Questo retroterra filosofico è il suppositum del passo del Commento alle Sentenze relativo all’ordinazione delle donne e misura la peculiarità teologica di Tommaso rispetto, ad esempio, a Bonaventura, che invece si muove nei limiti di un assunto che fa della teologia e delle sue finalità il criterio selettivo di un ricorso ad altri saperi dai quali si intende trarre solo quanto necessario a meglio determinare il valore simbolico delle realtà create. Diversamente, Tommaso assume gli esiti del sapere filosofico, che spiegano le cose in ragione della loro stessa natura, e fa sì che questo sapere sia il terreno a cui si applica un’argomentazione teologica che intende penetrare la contemplazione delle cose divine. Portato sul caso specifico dell’ordinazione delle donne, questo metodo fa sì che Tommaso assuma dalla filosofia, che a metà del XIII secolo significa i contenuti del corpus aristotelico su cui si faceva lezione alla facoltà delle arti, sia ciò che riguarda la natura dell’essere umano come essenzialmente sociale sia la comprensione della diversificazione fra uomo e donna non in ragione di una diversa essentia ma a motivo della contingenza di attitudine determinata delle complessioni fisiche che, nella maggior parte dei casi (ut in pluribus), rendono le donne bisognose di tutela per il loro stesso bene. La gerarchia sociale, tanto nel governo della casa quanto in quello dello stato, è parte della naturale socievolezza dell’essere umano e dunque Tommaso la assume come un dato di fatto rispetto al quale il lumen fidei deve aiutare a spiegare come e perché i sacramenti, nel caso specifico quello dell’ordine, si determinino con le caratteristiche che hanno.
(segue – 4)
1Il testo della Summa theologiae viene citato dall’edizione S. Thomae de Aquino, Summa theologiae, San Paolo, Cinisello Balsamo 1988.
2Thomas de Aquino, Summa theologiae Ia, q. 92, a. 1, ad 2um: «Dicendum quod duplex est subiectio. Una servilis, secundum quam praesidens utitur subiecto ad sui ipsius utilitatem: et tali subiectio introducta est post peccatum. Est autem alia subiectio oeconomica vel civilis, secundum quam praesidens utitur subiectis ad eorum utilitatem et bonum. Et ista subiectio fuisset etiam ante peccatum: defuisset enim bonum ordinis in humana multitudine, si quidam per alios sapientiores gubernati non fuissent. Et sic ex tali subiectione naturaliter femina subiecta est viro: quia naturaliter in homine magis abundat discretio rationis».

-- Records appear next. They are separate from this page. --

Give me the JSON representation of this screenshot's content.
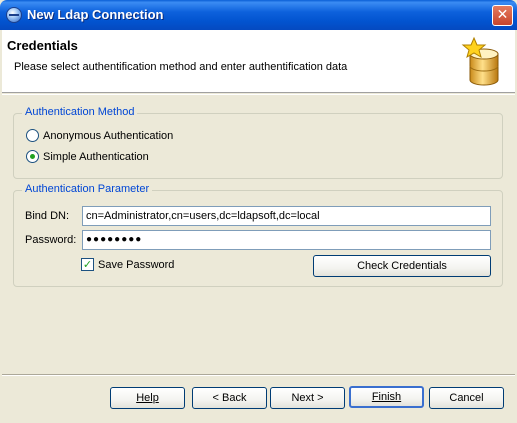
{
  "window": {
    "title": "New Ldap Connection",
    "close_glyph": "✕"
  },
  "banner": {
    "title": "Credentials",
    "description": "Please select authentification method and enter authentification data",
    "icon": "database-star-icon"
  },
  "auth_method": {
    "legend": "Authentication Method",
    "options": [
      {
        "label": "Anonymous Authentication",
        "selected": false
      },
      {
        "label": "Simple Authentication",
        "selected": true
      }
    ]
  },
  "auth_params": {
    "legend": "Authentication Parameter",
    "bind_dn_label": "Bind DN:",
    "bind_dn_value": "cn=Administrator,cn=users,dc=ldapsoft,dc=local",
    "password_label": "Password:",
    "password_value": "●●●●●●●●",
    "save_password_label": "Save Password",
    "save_password_checked": true,
    "check_credentials_label": "Check Credentials"
  },
  "footer": {
    "help_label": "Help",
    "back_label": "< Back",
    "next_label": "Next >",
    "finish_label": "Finish",
    "cancel_label": "Cancel"
  },
  "colors": {
    "titlebar": "#0254d0",
    "group_legend": "#0046d5",
    "dialog_bg": "#ece9d8"
  }
}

3Thomas de Aquino, Sententia libri Ethicorum VI, lectio 7, ed. Marietti, n. 1206: «Et dicit quod proprium bonum uniuscuiusque singularis personae non potest esse sine oeconomia, idest sine recta dispensatione domus, neque sine urbanitate, idest sine recta dispensatione civitatis; sicut nec bonum partis potest esse sine bono totius».

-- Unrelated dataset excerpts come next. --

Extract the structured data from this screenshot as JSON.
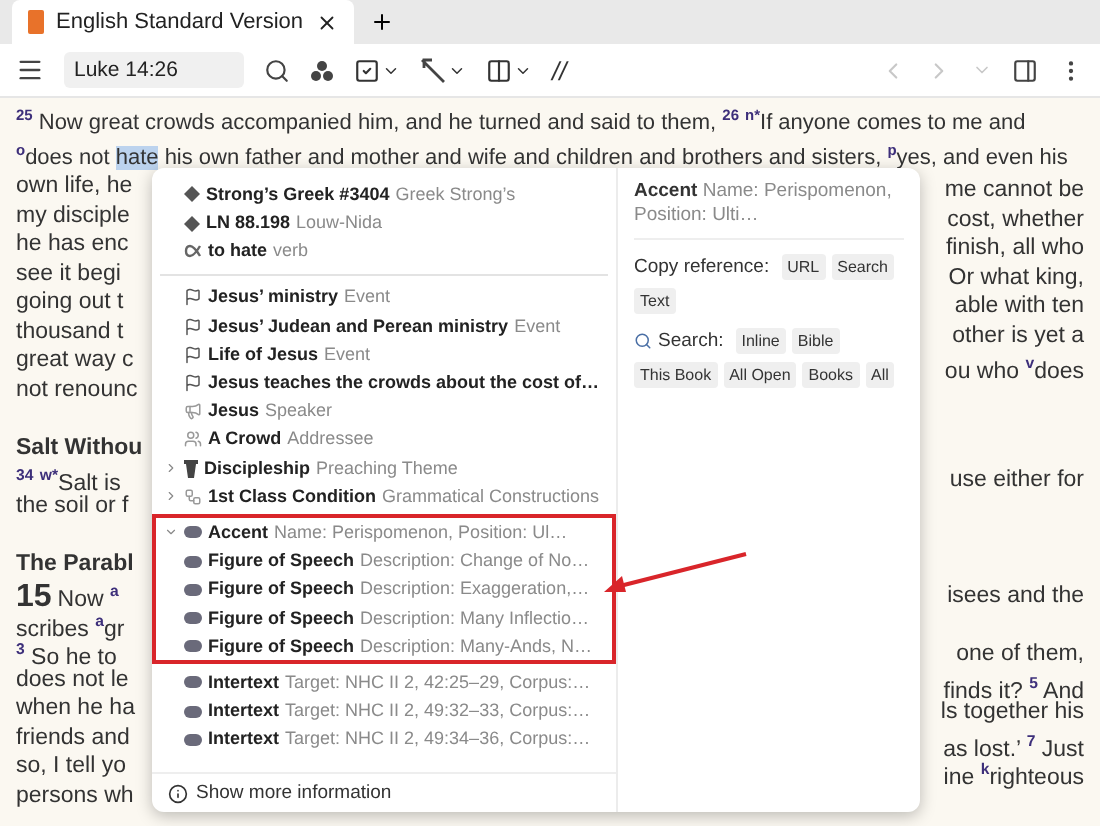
{
  "tab": {
    "title": "English Standard Version",
    "selected": true
  },
  "toolbar": {
    "reference": "Luke 14:26",
    "parallel_label": "//",
    "back_disabled": true,
    "forward_disabled": true
  },
  "passage": {
    "line_1": "$^{25}$ Now great crowds accompanied him, and he turned and said to them, $^{26}$ $^{n*}$If anyone comes to me and",
    "line_2": {
      "before": "$^{o}$does not",
      "selected_word": "hate",
      "after": "his own father and mother and wife and children and brothers and sisters, $^{p}$yes, and even his"
    },
    "left_fragments": [
      {
        "kind": "text",
        "text": "own life, he"
      },
      {
        "kind": "text",
        "text": "my disciple"
      },
      {
        "kind": "text",
        "text": "he has enc"
      },
      {
        "kind": "text",
        "text": "see it begi"
      },
      {
        "kind": "text",
        "text": "going out t"
      },
      {
        "kind": "text",
        "text": "thousand t"
      },
      {
        "kind": "text",
        "text": "great way c"
      },
      {
        "kind": "text",
        "text": "not renounc"
      },
      {
        "kind": "gap"
      },
      {
        "kind": "heading",
        "text": "Salt Withou"
      },
      {
        "kind": "text",
        "text": "$^{34}$ $^{w*}$Salt is"
      },
      {
        "kind": "text",
        "text": "the soil or f"
      },
      {
        "kind": "gap"
      },
      {
        "kind": "heading",
        "text": "The Parabl"
      },
      {
        "kind": "chapter",
        "number": "15",
        "text": "Now $^{a}$"
      },
      {
        "kind": "text",
        "text": "scribes $^{a}$gr"
      },
      {
        "kind": "text",
        "text": "$^{3}$ So he to"
      },
      {
        "kind": "text",
        "text": "does not le"
      },
      {
        "kind": "text",
        "text": "when he ha"
      },
      {
        "kind": "text",
        "text": "friends and"
      },
      {
        "kind": "text",
        "text": "so, I tell yo"
      },
      {
        "kind": "text",
        "text": "persons wh"
      }
    ],
    "right_fragments": [
      {
        "kind": "text",
        "text": "me cannot be"
      },
      {
        "kind": "text",
        "text": "cost, whether"
      },
      {
        "kind": "text",
        "text": "finish, all who"
      },
      {
        "kind": "text",
        "text": "Or what king,"
      },
      {
        "kind": "text",
        "text": "able with ten"
      },
      {
        "kind": "text",
        "text": "other is yet a"
      },
      {
        "kind": "text",
        "text": "ou who $^{v}$does"
      },
      {
        "kind": "gap"
      },
      {
        "kind": "gap"
      },
      {
        "kind": "gap"
      },
      {
        "kind": "text",
        "text": "use either for"
      },
      {
        "kind": "gap"
      },
      {
        "kind": "gap"
      },
      {
        "kind": "gap"
      },
      {
        "kind": "text",
        "text": "isees and the"
      },
      {
        "kind": "gap"
      },
      {
        "kind": "text",
        "text": "one of them,"
      },
      {
        "kind": "text",
        "text": "finds it? $^{5}$ And"
      },
      {
        "kind": "text",
        "text": "ls together his"
      },
      {
        "kind": "text",
        "text": "as lost.’ $^{7}$ Just"
      },
      {
        "kind": "text",
        "text": "ine $^{k}$righteous"
      }
    ]
  },
  "popup": {
    "sections": [
      {
        "highlighted": false,
        "items": [
          {
            "kind": "lexicon",
            "label": "Strong’s Greek #3404",
            "detail": "Greek Strong’s"
          },
          {
            "kind": "lexicon",
            "label": "LN 88.198",
            "detail": "Louw-Nida"
          },
          {
            "kind": "lemma",
            "label": "to hate",
            "detail": "verb"
          }
        ]
      },
      {
        "highlighted": false,
        "items": [
          {
            "kind": "event",
            "label": "Jesus’ ministry",
            "detail": "Event"
          },
          {
            "kind": "event",
            "label": "Jesus’ Judean and Perean ministry",
            "detail": "Event"
          },
          {
            "kind": "event",
            "label": "Life of Jesus",
            "detail": "Event"
          },
          {
            "kind": "event",
            "label": "Jesus teaches the crowds about the cost of…"
          },
          {
            "kind": "speaker",
            "label": "Jesus",
            "detail": "Speaker"
          },
          {
            "kind": "addressee",
            "label": "A Crowd",
            "detail": "Addressee"
          },
          {
            "kind": "theme",
            "label": "Discipleship",
            "detail": "Preaching Theme",
            "expanded": false
          },
          {
            "kind": "construction",
            "label": "1st Class Condition",
            "detail": "Grammatical Constructions",
            "expanded": false
          }
        ]
      },
      {
        "highlighted": true,
        "items": [
          {
            "kind": "label",
            "label": "Accent",
            "detail": "Name: Perispomenon, Position: Ul…",
            "expanded": true
          },
          {
            "kind": "label",
            "label": "Figure of Speech",
            "detail": "Description: Change of No…"
          },
          {
            "kind": "label",
            "label": "Figure of Speech",
            "detail": "Description: Exaggeration,…"
          },
          {
            "kind": "label",
            "label": "Figure of Speech",
            "detail": "Description: Many Inflectio…"
          },
          {
            "kind": "label",
            "label": "Figure of Speech",
            "detail": "Description: Many-Ands, N…"
          }
        ]
      },
      {
        "highlighted": false,
        "items": [
          {
            "kind": "label",
            "label": "Intertext",
            "detail": "Target: NHC II 2, 42:25–29, Corpus:…"
          },
          {
            "kind": "label",
            "label": "Intertext",
            "detail": "Target: NHC II 2, 49:32–33, Corpus:…"
          },
          {
            "kind": "label",
            "label": "Intertext",
            "detail": "Target: NHC II 2, 49:34–36, Corpus:…"
          }
        ]
      }
    ],
    "show_more": "Show more information",
    "detail": {
      "title": "Accent",
      "subtitle": "Name: Perispomenon, Position: Ulti…",
      "copy_label": "Copy reference:",
      "copy_buttons": [
        "URL",
        "Search",
        "Text"
      ],
      "search_label": "Search:",
      "search_buttons": [
        "Inline",
        "Bible",
        "This Book",
        "All Open",
        "Books",
        "All"
      ]
    }
  }
}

4Albertus Magnus, Super Ethica, ed. Kübel, p. 47165-67: «Quaedam sunt oeconomia, quae est dispensare prudenter de his quae ad domum pertinent, et quedam legispositiva, quae est regentium communitatem».

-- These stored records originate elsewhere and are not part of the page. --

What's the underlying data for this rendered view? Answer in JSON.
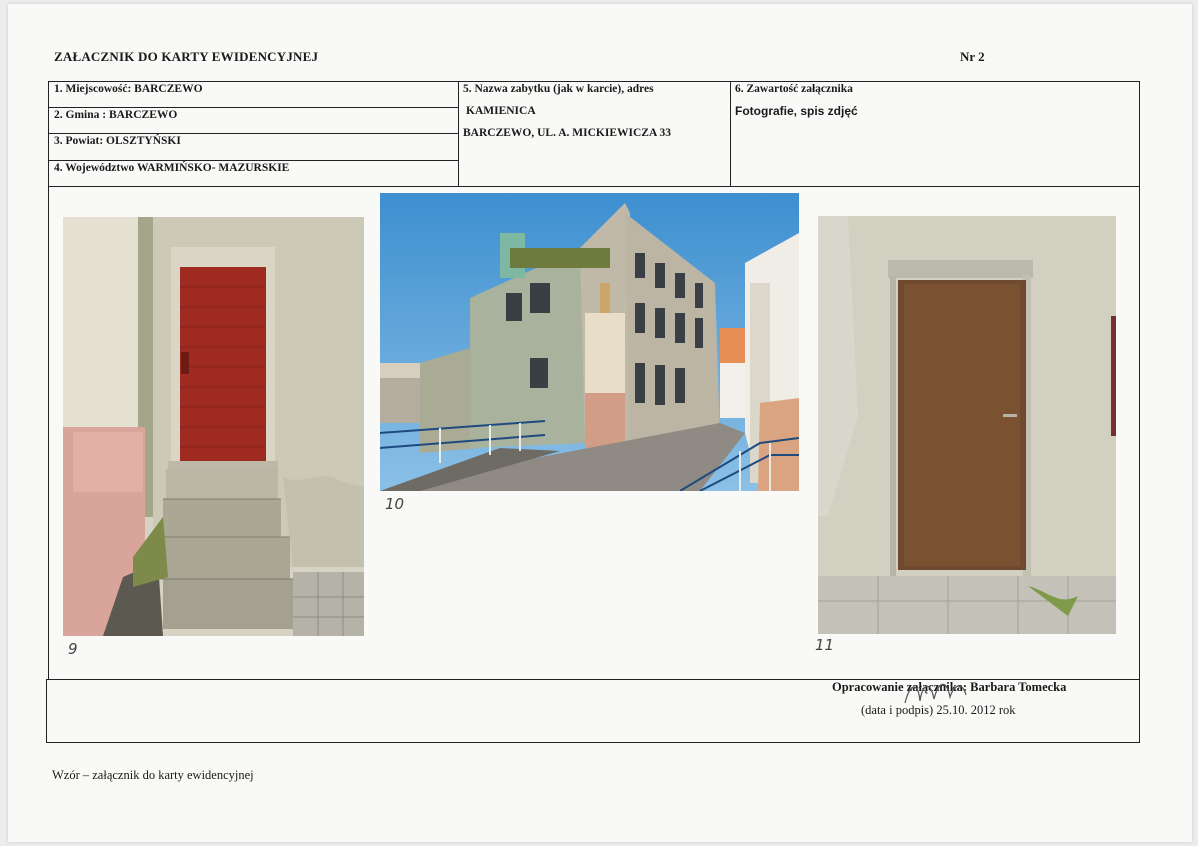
{
  "header": {
    "title": "ZAŁACZNIK DO KARTY EWIDENCYJNEJ",
    "number": "Nr 2"
  },
  "fields": {
    "f1": "1. Miejscowość: BARCZEWO",
    "f2": "2. Gmina : BARCZEWO",
    "f3": "3. Powiat: OLSZTYŃSKI",
    "f4": "4. Województwo WARMIŃSKO- MAZURSKIE",
    "f5_label": "5. Nazwa zabytku (jak w karcie), adres",
    "f5_name": "KAMIENICA",
    "f5_address": "BARCZEWO, UL. A.  MICKIEWICZA 33",
    "f6_label": "6. Zawartość załącznika",
    "f6_value": "Fotografie, spis zdjęć"
  },
  "photos": {
    "p9": "9",
    "p10": "10",
    "p11": "11"
  },
  "footer": {
    "prepared": "Opracowanie załącznika: Barbara Tomecka",
    "date": "(data i podpis) 25.10. 2012 rok",
    "bottom_note": "Wzór – załącznik do karty ewidencyjnej"
  }
}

5Albertus Magnus, Super Ethica, p. 30222-26: «Et inde etiam est, quod in milieribus laudatur verecundia maxime, quia est in eis umidum adundans; unde sunt facile mobiles a passionibus, et ideo necessarium est eis retinaculum a passionirbus turpibus et bestialibus».
6Albertus Magnus, Super Ethica, p. 54547-51: «mulieres non dicuntur stimpliciter incontinentes, quia inclinantur mollitie naturae et defectu rationis et magis ducuntur persuasionibus aliorum ad passiones, quam inducant alios vel seipsas».
7Thomas de Aquino, Sententia libri Ethicorum VII, lect. 6, ed. Marietti, n. 1376: «Et ponit exemplum de mulieribus in quibus, ut in pluribus, modicum viget ratio propter imperfectionem corporalis naturae. Et ideo, ut in pluribus, non ducunt affectus suos secundum rationem, sed magis ab affectionibus suis ducuntur. Propter quod raro inveniuntur mulieres sapientes et fortes. Et ideo non simpliciter possunt dici continentes vel incontinentes».